Ursprünglich veröffentlicht unter: DES - Captchas • Verein für Computergenealogie e.V. (CompGen)
Seit einigen Wochen verwenden wir an einigen Stellen im genealogy.net Captchas. Üblicherweise begegnen einem Captchas in Form verzerrter Zahlen- und Buchstabenkombinationen z.B. beim Anmelden bei einem Newsletter. Damit soll nachgewiesen werden, dass ein Mensch vor dem Computer sitzt und nicht etwa ein Programm hundertfache Anmeldungen zum Spamversenden vornimmt.
Unsere Captchas sehen ein wenig anders aus, denn neben dem Ziel der Abwehr von automatischen Massenbenutzungen wollen wir gleichzeitig auch die Eingaben sinnvoll nutzen. Als erste Daten haben wir dazu die Geburtsdaten aus den deutschen Verlustlisten des 1. Weltkriegs ausgewählt.
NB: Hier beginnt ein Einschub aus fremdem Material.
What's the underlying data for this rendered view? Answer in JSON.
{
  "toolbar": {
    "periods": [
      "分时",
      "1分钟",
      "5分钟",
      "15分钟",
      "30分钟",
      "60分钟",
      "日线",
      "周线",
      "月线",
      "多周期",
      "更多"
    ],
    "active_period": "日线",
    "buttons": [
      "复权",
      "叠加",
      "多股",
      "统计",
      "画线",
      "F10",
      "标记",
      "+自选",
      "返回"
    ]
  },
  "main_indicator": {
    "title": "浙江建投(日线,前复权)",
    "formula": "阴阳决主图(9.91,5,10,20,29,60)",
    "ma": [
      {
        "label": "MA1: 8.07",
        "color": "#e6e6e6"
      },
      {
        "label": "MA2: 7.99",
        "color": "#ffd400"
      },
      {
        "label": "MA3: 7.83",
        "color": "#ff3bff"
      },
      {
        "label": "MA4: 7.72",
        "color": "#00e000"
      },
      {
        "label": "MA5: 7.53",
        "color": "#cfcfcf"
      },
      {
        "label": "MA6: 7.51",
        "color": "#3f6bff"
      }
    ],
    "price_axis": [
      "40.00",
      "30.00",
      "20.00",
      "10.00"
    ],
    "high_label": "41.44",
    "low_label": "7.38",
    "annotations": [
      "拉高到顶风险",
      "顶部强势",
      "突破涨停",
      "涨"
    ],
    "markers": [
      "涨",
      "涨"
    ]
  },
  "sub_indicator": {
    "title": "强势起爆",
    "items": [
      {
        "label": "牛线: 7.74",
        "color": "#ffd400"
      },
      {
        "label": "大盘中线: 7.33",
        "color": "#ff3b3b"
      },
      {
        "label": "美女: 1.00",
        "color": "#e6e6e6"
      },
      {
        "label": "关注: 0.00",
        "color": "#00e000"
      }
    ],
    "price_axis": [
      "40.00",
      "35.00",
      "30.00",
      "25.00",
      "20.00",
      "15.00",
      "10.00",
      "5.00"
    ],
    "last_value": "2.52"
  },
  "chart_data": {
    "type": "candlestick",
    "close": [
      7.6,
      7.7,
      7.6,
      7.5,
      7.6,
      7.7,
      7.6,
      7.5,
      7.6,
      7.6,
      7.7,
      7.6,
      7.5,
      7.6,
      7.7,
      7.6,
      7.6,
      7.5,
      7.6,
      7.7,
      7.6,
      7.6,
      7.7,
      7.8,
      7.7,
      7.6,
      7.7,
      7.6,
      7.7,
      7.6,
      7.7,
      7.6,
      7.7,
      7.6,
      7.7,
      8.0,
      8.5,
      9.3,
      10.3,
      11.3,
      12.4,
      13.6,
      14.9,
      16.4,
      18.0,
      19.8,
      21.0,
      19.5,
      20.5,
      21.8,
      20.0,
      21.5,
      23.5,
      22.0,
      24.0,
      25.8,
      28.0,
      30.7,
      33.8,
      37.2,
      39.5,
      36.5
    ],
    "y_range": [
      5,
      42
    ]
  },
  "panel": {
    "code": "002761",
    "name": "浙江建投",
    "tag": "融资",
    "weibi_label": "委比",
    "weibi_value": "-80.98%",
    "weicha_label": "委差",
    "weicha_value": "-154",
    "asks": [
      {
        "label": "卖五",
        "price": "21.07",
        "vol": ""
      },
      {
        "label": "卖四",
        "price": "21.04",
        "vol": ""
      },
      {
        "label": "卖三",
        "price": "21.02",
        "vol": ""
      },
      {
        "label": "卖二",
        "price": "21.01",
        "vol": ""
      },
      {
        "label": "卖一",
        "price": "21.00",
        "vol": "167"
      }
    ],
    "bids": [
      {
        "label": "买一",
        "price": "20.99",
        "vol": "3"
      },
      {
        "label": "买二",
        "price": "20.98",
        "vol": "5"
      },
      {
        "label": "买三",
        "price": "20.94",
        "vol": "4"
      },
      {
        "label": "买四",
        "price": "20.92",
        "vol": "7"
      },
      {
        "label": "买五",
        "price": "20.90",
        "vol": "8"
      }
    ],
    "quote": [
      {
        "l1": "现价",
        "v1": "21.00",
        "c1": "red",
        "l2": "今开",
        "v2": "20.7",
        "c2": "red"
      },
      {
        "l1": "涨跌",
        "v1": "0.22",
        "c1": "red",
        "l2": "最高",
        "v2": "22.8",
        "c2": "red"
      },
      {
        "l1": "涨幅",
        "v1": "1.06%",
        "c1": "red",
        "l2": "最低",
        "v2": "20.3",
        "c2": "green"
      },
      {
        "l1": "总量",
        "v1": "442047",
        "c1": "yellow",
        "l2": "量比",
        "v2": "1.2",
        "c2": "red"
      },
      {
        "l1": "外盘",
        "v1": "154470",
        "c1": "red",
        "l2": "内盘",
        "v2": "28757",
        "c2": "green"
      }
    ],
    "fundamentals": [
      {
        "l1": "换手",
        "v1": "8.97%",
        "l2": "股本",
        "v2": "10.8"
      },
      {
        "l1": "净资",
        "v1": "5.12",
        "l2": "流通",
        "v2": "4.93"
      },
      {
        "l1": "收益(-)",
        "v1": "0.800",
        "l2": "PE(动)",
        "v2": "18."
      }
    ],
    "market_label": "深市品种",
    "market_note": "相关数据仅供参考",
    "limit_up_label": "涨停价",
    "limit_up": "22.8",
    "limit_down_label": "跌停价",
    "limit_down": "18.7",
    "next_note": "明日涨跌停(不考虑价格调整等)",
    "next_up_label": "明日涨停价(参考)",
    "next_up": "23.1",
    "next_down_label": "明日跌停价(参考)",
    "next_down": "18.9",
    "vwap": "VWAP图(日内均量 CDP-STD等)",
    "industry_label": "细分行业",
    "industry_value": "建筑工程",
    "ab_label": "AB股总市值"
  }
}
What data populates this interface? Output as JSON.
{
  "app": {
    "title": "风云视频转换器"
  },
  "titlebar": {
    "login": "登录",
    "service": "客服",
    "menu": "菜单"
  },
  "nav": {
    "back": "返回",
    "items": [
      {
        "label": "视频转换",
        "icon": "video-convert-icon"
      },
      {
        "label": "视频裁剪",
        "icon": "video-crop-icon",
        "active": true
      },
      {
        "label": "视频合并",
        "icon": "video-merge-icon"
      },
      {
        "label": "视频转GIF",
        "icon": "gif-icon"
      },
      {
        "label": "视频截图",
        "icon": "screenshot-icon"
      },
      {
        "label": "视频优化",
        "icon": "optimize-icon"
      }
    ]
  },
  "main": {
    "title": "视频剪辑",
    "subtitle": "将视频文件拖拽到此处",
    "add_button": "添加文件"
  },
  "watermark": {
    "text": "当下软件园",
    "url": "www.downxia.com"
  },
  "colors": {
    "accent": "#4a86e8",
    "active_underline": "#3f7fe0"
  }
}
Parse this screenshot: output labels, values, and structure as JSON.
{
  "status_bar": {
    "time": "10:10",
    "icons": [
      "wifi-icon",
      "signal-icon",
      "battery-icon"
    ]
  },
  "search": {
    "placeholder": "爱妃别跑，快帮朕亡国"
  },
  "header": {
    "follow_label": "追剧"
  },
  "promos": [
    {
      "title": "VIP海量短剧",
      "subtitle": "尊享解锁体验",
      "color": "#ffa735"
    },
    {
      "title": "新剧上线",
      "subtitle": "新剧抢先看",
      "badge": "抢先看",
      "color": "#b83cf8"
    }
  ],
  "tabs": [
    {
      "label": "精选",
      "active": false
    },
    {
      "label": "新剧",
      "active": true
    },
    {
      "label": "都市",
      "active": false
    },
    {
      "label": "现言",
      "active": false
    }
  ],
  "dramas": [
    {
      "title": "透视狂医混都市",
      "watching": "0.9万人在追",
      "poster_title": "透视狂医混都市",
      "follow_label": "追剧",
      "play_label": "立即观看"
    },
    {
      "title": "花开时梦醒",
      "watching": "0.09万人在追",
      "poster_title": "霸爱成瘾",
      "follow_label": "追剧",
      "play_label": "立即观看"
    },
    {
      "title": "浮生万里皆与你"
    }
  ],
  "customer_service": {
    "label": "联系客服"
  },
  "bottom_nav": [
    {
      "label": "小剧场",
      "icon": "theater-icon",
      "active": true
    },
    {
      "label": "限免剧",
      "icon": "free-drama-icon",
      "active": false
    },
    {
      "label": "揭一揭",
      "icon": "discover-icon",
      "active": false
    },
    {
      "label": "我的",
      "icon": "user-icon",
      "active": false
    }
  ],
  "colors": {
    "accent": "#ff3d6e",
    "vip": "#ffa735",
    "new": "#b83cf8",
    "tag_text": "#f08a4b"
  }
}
Der Nutzer bekommt zwei Schnipsel mit Einträgen aus den Verlustlisten angezeigt, z.B. so
Der Trick besteht darin, dass wir bei einem der Einträge bereits die richtige Lösung kennen. Mal ist es der erste, mal ist es ist der zweite Eintrag. Auf diese Weise können wir überprüfen, dass tatsächlich ein Mensch die Lösung eingegeben hat. Ist der Kontrolleintrag richtig, so liegt die Vermutung nahe, dass auch das zweite (bislang unbekannte) Datum richtig eingegeben wurde. Die Eingabe speichern wir ab. Damit eine gute Datenqualität erreicht wird, reicht uns jedoch nicht eine einzige Eingabe eines unbekannten Datums, sondern es muss drei Mal das gleiche Datum eingegeben werden. Werden unterschiedliche Datumsangaben eingegeben, muss ein Feld entsprechend häufiger bearbeitet werden, bis das Datum übernommen wird.
Ich habe mich gefragt, wie oft das klappt. Reichen drei identische Eingaben oder geben die Nutzer zu viele unterschiedliche Werte ein? Dazu habe ich mir 1.500 fertig bearbeitete Einträge angesehen. Insgesamt wurden dabei 4.810 Eingaben getätigt (wie oben geschildert: jeder Eintrag mindestens drei Mal, bei Abweichungen auch häufiger). Dabei hat sich ergeben, dass bei 83,3% der Einträge drei identische Eingaben gemacht wurden. Bei 13,9% gab es eine abweichende Eingabe, es waren also vier Versuche notwendig. Lediglich bei 2,8% der Einträge waren mehr als fünf Versuche erforderlich. Das Verfahren funktioniert also gut, die meisten Nutzer geben ein richtiges Datum ein.
Welche Fehler werden am häufigsten gemacht? Der mit 19.1% häufigste Fehler waren eingefügte Nullen bei Tag und Monat, die es im Original gar nicht gab. Ein paar Nutzer scheinen nicht verstanden zu haben, dass man das Geburtsdatum abschreiben soll und haben stattdessen den Namen noch einmal abgeschrieben. Das war bei 7% der Eingaben der Fall. Es folgen einige Zahlendreher, wobei eine als 6 gelesene 5 der häufigste Fall (5%) war. Es folgen 9 gelesen als 8, 3 gelesen als 2, 8 gelesen als 9 und 5 gelesen als 3 (jeweils aber weniger als 3% Vorkommen).
Wenn ein Eintrag nicht zu entziffern ist, hat man die Möglichkeit, sich ein neues Captcha geben zu lassen. Wurde ein Eintrag zu oft als unlesbar gemeldet, wird er aus der Erfassung genommen. Es besteht das Risiko, dass auch ein gut lesbarer Eintrag fälschlicherweise als unlesbar markiert wird. Um dies zu untersuchen, habe ich mir angesehen, wie oft die fertigen Einträge als fehlerhaft gemeldet wurden:
Fast die Hälfte der Einträge wurde (korrekt) nie als „unlesbar“ gemeldet. Etwa ein Viertel wurde einmal, 14% wurden zwei Mal, 6.8% drei Mal und 4.1% vier oder mehrere Male als angeblich unlesbar gemeldet. In den meisten Fällen haben die Nutzer also richtig entschieden, ob ein Eintrag unlesbar ist. Es lohnt sich aber trotzdem, nochmal einen Blick auf die abgelehnten Einträge zu werfen.